Fortunately, the ingredients to the secret sauce that gives a trail race a cult following aren't too hard to figure out: a challenging course, a community vibe, and incredible views rank high among the most important flavors. And the Cutthroat Classic, a 11.1-mile race through the North Cascades on August 22, mixes all of those in just the right proportions.
Organized by Methow Trails to help keep their world-famous Nordic ski trails in operation, the Cutthroat Classic runs right up to one of the most scenic viewpoints in the Methow (pronounced Met-how, the name of one of the Native American tribes of north central Washington). It is a course that locals know well, and while many of Methow Trails’ staff and community members frequently run the route on their own year-round, running Cutthroat along with 300 others adds an energy that makes the experience all the more memorable.
What makes the trail so special? For one, the diversity of terrain: The course actually goes over the Cascades as it shoots up to a mountain pass and back down the other side, from the lush green west side to the bone-dry east. “There are not that many places in the Cascades where in that short of time and distance you can get from one side of the crest to the next,” Methow Trails executive director James DeSalvo explains. While the shorter-than-half-marathon distance keeps the race approachable, at the end “you’ll feel as though you’ve run a much longer distance, just because it passes through such diversity of topography and soil.”
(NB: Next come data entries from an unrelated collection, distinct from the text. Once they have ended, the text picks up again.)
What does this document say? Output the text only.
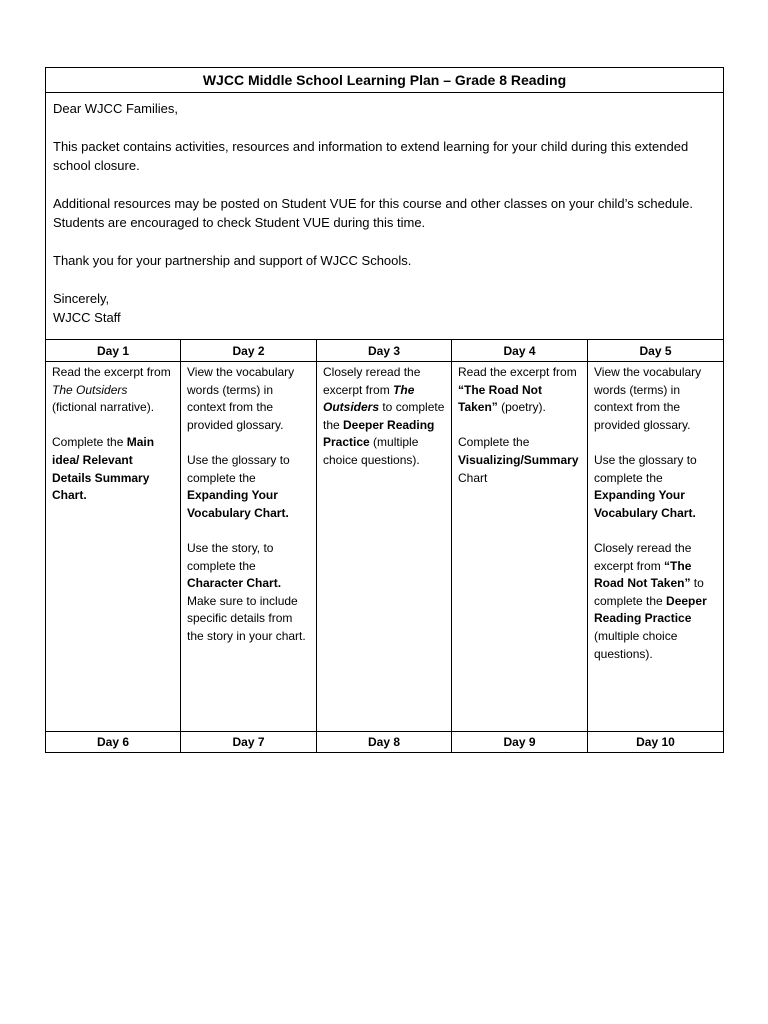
WJCC Middle School Learning Plan – Grade 8 Reading

Dear WJCC Families,

This packet contains activities, resources and information to extend learning for your child during this extended school closure.

Additional resources may be posted on Student VUE for this course and other classes on your child’s schedule. Students are encouraged to check Student VUE during this time.

Thank you for your partnership and support of WJCC Schools.

Sincerely,
WJCC Staff

Day 1

Read the excerpt from The Outsiders (fictional narrative).

Complete the Main idea/ Relevant Details Summary Chart.

Day 6
Day 2

View the vocabulary words (terms) in context from the provided glossary.

Use the glossary to complete the Expanding Your Vocabulary Chart.

Use the story, to complete the Character Chart. Make sure to include specific details from the story in your chart.

Day 7
Day 3

Closely reread the excerpt from The Outsiders to complete the Deeper Reading Practice (multiple choice questions).

Day 8
Day 4

Read the excerpt from “The Road Not Taken” (poetry).

Complete the Visualizing/Summary Chart

Day 9
Day 5

View the vocabulary words (terms) in context from the provided glossary.

Use the glossary to complete the Expanding Your Vocabulary Chart.

Closely reread the excerpt from “The Road Not Taken” to complete the Deeper Reading Practice (multiple choice questions).

Day 10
The course begins at Rainy Pass on the North Cascade Scenic Highway (State Route 20) at an elevation of 4,800 feet and goes up along the renowned Pacific Crest Trail. And not just along any part of the PCT: Many through-hikers describe this section as one of the most beautiful of their entire 2,600-mile journey. After about a 200-yard sprint from the start on a dirt road, runners file into a singletrack trail. The route continues to climb through green forests over five miles of switchbacks until it tops out on Cutthroat Pass, which is at an elevation of 6,800 feet.
This is where you’ll want to take a breather. “At the top of the crest there are literally hundreds of peaks surrounding you, most of which are unnamed,” DeSalvo says. “It’s an amazing experience, to run with that in all directions around you: a 360-degree view in the heart of the Cascades.”
The top of the pass, at around mile 5 after the 2,000-foot climb, is also where you’ll be able to refuel and hydrate at the aid station, which will be stocked via horses led by Betsy Devin-Smith, who coaches the local biathlon team. (Because the terrain is so remote and difficult to access, this is the only stop throughout the race, so runners are encouraged to carry their own water and fuel if they need it.)
And then comes the descent: four miles to zoom down the steep switchbacks (many on a 5-10 percent grade) on the other side of the pass. Just watch your footing during this part, for even experienced trail runners have gotten a little overzealous here and ended up eating dirt. Once you get to Cutthoat Lake, look up and you’ll notice that you’ve entered a strikingly different environment, where the views of glaciated peaks have been replaced by rocky ridges and ponderosa pines. From the lake, it’s just another two miles of gradual downhill to the finish line at the Cutthroat Creek Trailhead.
The Cutthroat Classic is an adventure that draws participants back again and again: Nearly half of each year’s race are repeat runners. If you'd like to get in on that action, DeSavlo has some good advice for newbies: “Take the experience more as a scenic run than as a race," he says. “Or at least make sure to take at least 30 seconds at the top and look around. It can be easy to get focused looking down at your feet the whole way, but if you stop and take a break anywhere along the run, you will be inspired by what you see."
After the race there is transport back to the town of Mazama, where you'll be able to celebrate the day at the awards banquet. Refuel on the burritos sold by the local youth ski team, relax your tired muscles as race organizers dole out the hard-earned awards — and start daydreaming about running the Cutthroat Classic again next year.